Dans une autre dimension, l'Art Ensemble de Chicago (mars) continue d'explorer le prodigieux florilège des musiques populaires noires américaines, en en restituant davantage le sentiment, une impression plutôt qu'une archéologie didactique.

De nouveaux lieux se sont ouverts à Paris pour accueillir ces groupes : la brasserie Le Dreher, au Châtelet ; la Chapelle des Lombards, rue de Lappe — temple de la salsa latino-américaine ; et même le vieux Casino de Paris, qui se refait une jeunesse avec le son qui le vit naître, au temps de... Joséphine Baker.

La soul music, elle, va chercher refuge dans de plus vastes endroits. Quand Earth Wind et Fire vient en février, il choisit la Porte de Versailles. Hélas, mal sonorisé, le concert est très mal accueilli par un public frustré, qui a, de plus, bénéficié de conditions de confort très médiocres. On touche ici à l'un des problèmes qui empoisonnent périodiquement la scène musicale parisienne — et souvent nationale : spectateurs parqués comme des bestiaux, payant très cher le droit d'apercevoir, derrière une masse de têtes, un spot lumineux sensé éclairer un chanteur. Malheur aux petits ! Le son ne vaut souvent pas mieux que le spectacle. Et les conditions de sécurité sont très aléatoires, les organisateurs vendant souvent plus de billets qu'il n'y a de places. L'Hippodrome de la porte de Pantin est, à ce titre, un endroit dangereux et nauséabond (un mort en 77, de nombreux évanouissements à chaque concert). C'est pourtant là que se déroulent beaucoup de grands événements du rock, de la soul et du reggae — comme ce concert de Toots and the Maytals, un des pionniers de cette musique, créateur du ska bien avant qu'on en fasse une mode (mars).

Pérennité

Le retour des styles anciens a permis de faire venir des artistes qu'on n'avait pas vus depuis longtemps sur une scène parisienne. En 1967, la tournée Stax avait connu un prodigieux succès et révélé au public français les noms de Sam et Dave, Otis Redding... Otis est mort et Sam ne chante plus avec Dave. Mais le show Stax est revenu, avec Wilson Pickett, Carla Thomas et quelques-uns des plus beaux fleurons de la soul music éternelle (avril). Entre les séquences lancinantes d'UB 40 (novembre) et les expériences avant-gardistes de Nona Hendryx avec le groupe Material, la pérennité de ce genre, d'un style très pur et très swingant, est un peu l'équivalent noir du retour au rockabilly chez les Blancs. Une manière de se rassurer face à la disparité des écoles, aux errances des chercheurs, à la froideur des nouveaux instruments. Ou le raccourci le plus amusant pour retrouver la mémoire de l'adolescence.

Théâtre

Concurrence au cinéma et à la télévision ?

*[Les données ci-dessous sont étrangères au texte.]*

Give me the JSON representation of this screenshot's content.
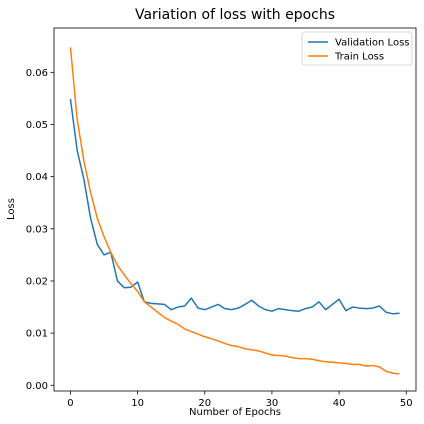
{
  "chart_data": {
    "type": "line",
    "title": "Variation of loss with epochs",
    "xlabel": "Number of Epochs",
    "ylabel": "Loss",
    "xlim": [
      -2.45,
      51.45
    ],
    "ylim": [
      -0.0011,
      0.0685
    ],
    "x_ticks": [
      0,
      10,
      20,
      30,
      40,
      50
    ],
    "x_tick_labels": [
      "0",
      "10",
      "20",
      "30",
      "40",
      "50"
    ],
    "y_ticks": [
      0.0,
      0.01,
      0.02,
      0.03,
      0.04,
      0.05,
      0.06
    ],
    "y_tick_labels": [
      "0.00",
      "0.01",
      "0.02",
      "0.03",
      "0.04",
      "0.05",
      "0.06"
    ],
    "grid": false,
    "legend_position": "top-right",
    "x": [
      0,
      1,
      2,
      3,
      4,
      5,
      6,
      7,
      8,
      9,
      10,
      11,
      12,
      13,
      14,
      15,
      16,
      17,
      18,
      19,
      20,
      21,
      22,
      23,
      24,
      25,
      26,
      27,
      28,
      29,
      30,
      31,
      32,
      33,
      34,
      35,
      36,
      37,
      38,
      39,
      40,
      41,
      42,
      43,
      44,
      45,
      46,
      47,
      48,
      49
    ],
    "series": [
      {
        "name": "Validation Loss",
        "color": "#1f77b4",
        "values": [
          0.0549,
          0.045,
          0.0395,
          0.032,
          0.027,
          0.025,
          0.0255,
          0.02,
          0.0187,
          0.0188,
          0.0198,
          0.016,
          0.0157,
          0.0156,
          0.0155,
          0.0145,
          0.015,
          0.0152,
          0.0167,
          0.0148,
          0.0145,
          0.015,
          0.0155,
          0.0147,
          0.0145,
          0.0148,
          0.0155,
          0.0163,
          0.0152,
          0.0145,
          0.0142,
          0.0147,
          0.0145,
          0.0143,
          0.0142,
          0.0147,
          0.015,
          0.016,
          0.0145,
          0.0155,
          0.0165,
          0.0143,
          0.015,
          0.0148,
          0.0147,
          0.0148,
          0.0152,
          0.014,
          0.0137,
          0.0138
        ]
      },
      {
        "name": "Train Loss",
        "color": "#ff7f0e",
        "values": [
          0.0648,
          0.051,
          0.043,
          0.037,
          0.032,
          0.0285,
          0.0255,
          0.023,
          0.0212,
          0.0195,
          0.018,
          0.016,
          0.015,
          0.014,
          0.013,
          0.0123,
          0.0117,
          0.0108,
          0.0103,
          0.0098,
          0.0093,
          0.0089,
          0.0085,
          0.008,
          0.0076,
          0.0074,
          0.007,
          0.0068,
          0.0066,
          0.0062,
          0.0058,
          0.0057,
          0.0056,
          0.0053,
          0.0051,
          0.0051,
          0.005,
          0.0047,
          0.0045,
          0.0044,
          0.0043,
          0.0042,
          0.004,
          0.004,
          0.0037,
          0.0038,
          0.0035,
          0.0027,
          0.0023,
          0.0022
        ]
      }
    ]
  }
}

Au mois de juillet 1981, deux mois tout juste après son élection, c'est au Festival d'Avignon que François Mitterrand a réservé son premier voyage officiel en France. Une vieille habitude qu'il n'a pas voulu interrompre, mais aussi le symbole de son intérêt pour la culture, et pour le théâtre en particulier. Nul ne sait ce qu'a pensé le président de la République de l'étrange Roi Lear mis en scène par Daniel Mesguich, un brouillon hystérique dont il n'y avait pas grand-chose à sauver, mais peu importe : qu'il fût venu était l'essentiel, soulignant par cette visite la permanence et la primauté d'une manifestation prestigieuse

Avignon

Depuis quelques années, le Festival s'est ouvert aux créations étrangères. Après Pina Bausch, la saison dernière, on a pu y voir un Wozzeck en allemand, monté par le Théâtre de Bochum à la lumière de l'expressionnisme, et, sous un chapiteau, le Hamlet en anglais de la Footsbarn Company, merveilleux spectacle populaire, à mi-chemin du cirque et du rock, sans jamais trahir pour autant Shakespeare. Ce qui n'empêche pas Avignon de rester fidèle à des représentations plus classiques, comme celle de la Médée d'Euripide, psychanalysée par Jean Gilibert, et jouée par la Comédie-Française, notamment par une Christine Fersen émouvante, singulière, habitée. C'est elle aussi qu'on aura retrouvée sous le vertugadin de Marie Tudor, dans la version parodique de Jean-Luc Boutté, qui n'a pas craint de tirer joyeusement la barbichette du père Hugo, avec la complicité de Jacques Sereys et de Richard Fontana.